14 mar, 2017 - 09:23
O Tribunal de Justiça da União Europeia (TJUE) decidiu que as empresas podem proibir as funcionárias de usarem véu islâmico no local de trabalho, desde que isso corresponda a uma política interna de proibição de qualquer símbolo político, filosófico ou religioso e que obrigue os funcionários a vestir-se de forma "neutra". É o que se conclui de uma sentença referente aos casos de duas mulheres muçulmanas despedidas depois de insistirem em usar os véus islâmicos no emprego. As situações aconteceram em França e na Bélgica.
O tribunal estava a considerar ambos os casos em simultâneo, mas encontrou diferenças importantes entre elas. No caso de Samira Achbita, que foi despedida do seu cargo de recepcionista da empresa GS4 por se recusar a retirar o véu, os juízes deliberaram que isso não constituia ilegalidade, desde que as regras internas da empresa fossem claras e iguais para todos os funcionários. De acordo com a deliberação, esta proibição "não constitui uma discriminação directa por razões religiosas ou convicções".
Já no caso de Asma Bougnaoui o tribunal decretou que poderia haver um caso de discriminação, caso a funcionária da Micropole, uma empresa de informática, tivesse sido despedida não por se recusar a aderir a políticas internas de vestuário, mas porque um cliente se queixou do facto de ela utilizar o véu.

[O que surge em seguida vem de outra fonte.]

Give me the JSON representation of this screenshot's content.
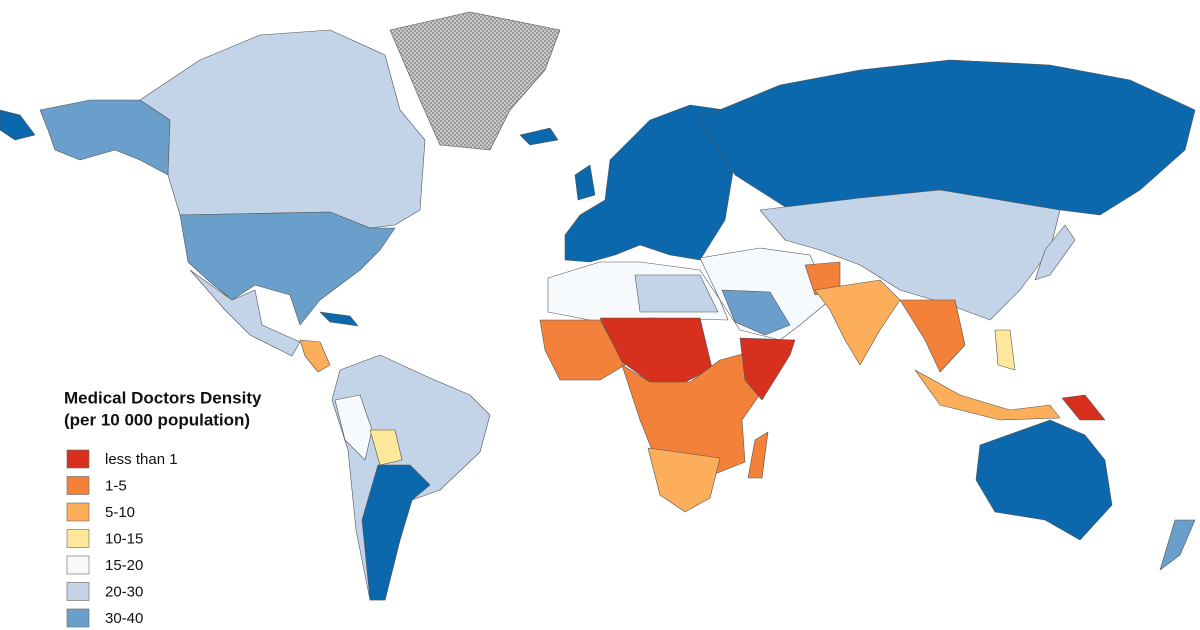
{
  "legend": {
    "title": [
      "Medical Doctors Density",
      "(per 10 000 population)"
    ],
    "items": [
      {
        "label": "less than 1",
        "color": "#d7301f"
      },
      {
        "label": "1-5",
        "color": "#f4813a"
      },
      {
        "label": "5-10",
        "color": "#fdae5a"
      },
      {
        "label": "10-15",
        "color": "#fde79a"
      },
      {
        "label": "15-20",
        "color": "#f7fafd"
      },
      {
        "label": "20-30",
        "color": "#c3d3e8"
      },
      {
        "label": "30-40",
        "color": "#6b9fcb"
      },
      {
        "label": null,
        "color": "#0b68ac"
      }
    ]
  }
}
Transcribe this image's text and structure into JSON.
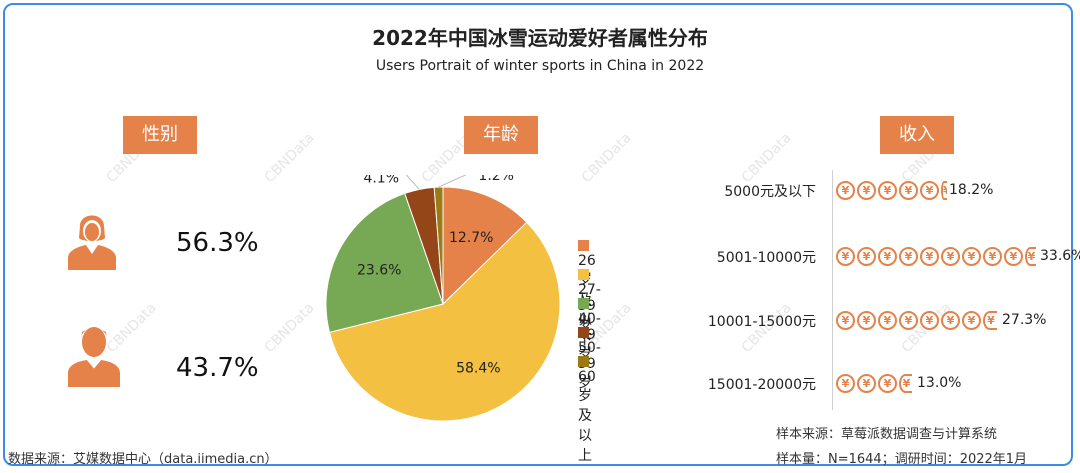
{
  "title": "2022年中国冰雪运动爱好者属性分布",
  "subtitle": "Users Portrait of winter sports in China in 2022",
  "watermark": "CBNData",
  "sections": {
    "gender": "性别",
    "age": "年龄",
    "income": "收入"
  },
  "gender": {
    "female": {
      "value": "56.3%",
      "icon": "female-person-icon"
    },
    "male": {
      "value": "43.7%",
      "icon": "male-person-icon"
    }
  },
  "icon_colors": {
    "accent": "#e5824a"
  },
  "chart_data": [
    {
      "type": "pie",
      "title": "年龄",
      "labels": [
        "26岁及以下",
        "27-39岁",
        "40-49岁",
        "50-59岁",
        "60岁及以上"
      ],
      "values": [
        12.7,
        58.4,
        23.6,
        4.1,
        1.2
      ],
      "value_labels": [
        "12.7%",
        "58.4%",
        "23.6%",
        "4.1%",
        "1.2%"
      ],
      "colors": [
        "#e5824a",
        "#f4c042",
        "#77a854",
        "#954619",
        "#9a7a14"
      ],
      "legend_position": "right"
    },
    {
      "type": "bar",
      "title": "收入",
      "categories": [
        "5000元及以下",
        "5001-10000元",
        "10001-15000元",
        "15001-20000元"
      ],
      "values": [
        18.2,
        33.6,
        27.3,
        13.0
      ],
      "value_labels": [
        "18.2%",
        "33.6%",
        "27.3%",
        "13.0%"
      ],
      "mark": "yuan-coin-icon",
      "coin_symbol": "¥"
    }
  ],
  "source_left": "数据来源：艾媒数据中心（data.iimedia.cn）",
  "source_right": [
    "样本来源：草莓派数据调查与计算系统",
    "样本量：N=1644；调研时间：2022年1月"
  ]
}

O tribunal traça assim um princípio geral, mas deixa aos tribunais nacionais a responsabilidade de determinar se nos casos particulares existiu discriminação.
Já em 2014, o o Tribunal Europeu dos Direitos do Homem (TEDH) considerou “legítima” a proibição do uso de véu integral em França, rejeitando um pedido de uma francesa que reivindicava o direito a usar o niqab ou a burca.
A decisão do TJUE surge numa altura em que as questões ligadas às comunidades muçulmanas na Europa dominam as discussões políticas, sobretudo na Europa central e em países como a Holanda e França que estão à beira de eleições e onde os partidos anti-imigração estão em alta nas sondagens.
"Não faz sentido nenhum"
A portuguesa Teresa Tito de Morais, do Conselho Português para os Refugiados, considera que a decisão do tribunal está errada, caso também se aplique a véus que deixam a cara à vista e a outro tipo de indumentária que, como diz a sentença, revela posições filosóficas, políticas ou religiosas.
"Isso não faz sentido absolutamente nenhum. Desde que não seja um atentado contra a segurança interna das empresas, deve ser livre, não tem de obedecer a regras estigmatizantes que possam pôr em causa a liberdade individual de cada um", diz.
A maioria das muçulmanas que usam o véu islâmico fazem-no para tapar o cabelo, havendo apenas uma minoria que tapa totalmente o rosto.
Já no caso de véus que tapam a cara, como a burca, poderá haver razões de segurança que se impõem, considera. "Pode de certa maneira por em risco algumas regras que os países europeus têm, no sentido de reconhecer os seus empregados - para aqueles que estão com a cara tapada esse processo é mais complicado - e até por razões de segurança."
Em Portugal, o Conselho Português para os Refugiados não tem conhecimento, explica Teresa Tito de Morais, de casos de conflito laboral por causa deste género de questão.
Também o presidente da Associação Empresarial de Portugal considera inaceitável qualquer tipo de discriminação de ordem religiosa. Ainda assim, Paulo Nunes de Almeida admite a existência de códigos de conduta mais restritivos por razões de relacionamento com o exterior ou de segurança.
“Somos contra qualquer tipo de discriminação por razões religiosas, aliás penso que a própria constituição não o permite. Penso que se deve dar a possibilidade de qualquer um poder exprimir as suas tendências religiosas da forma como entender”, começa por dizer Paulo Nunes de Almeida.
“Salvaguardo contudo que em relação a determinado tipo de empresa pode haver formas de apresentação das pessoas, até tendo em conta a relação com a clientela, razões de segurança, questões de identificação da própria pessoa, que muitas vezes não permitam que determinado tipo de vestes ponham em causa esse relacionamento que a empresa quer ter com o exterior e com quem se relaciona”, acrescenta.
“Portanto aí admito que em determinadas situações a empresa possa ter um código de conduta, mas isso não tem a ver com questões de natureza religiosa, tem a ver fundamentalmente com a forma como a empresa entende que em determinadas funções o relacionamento com o exterior tenha de ser feito de determinada maneira.”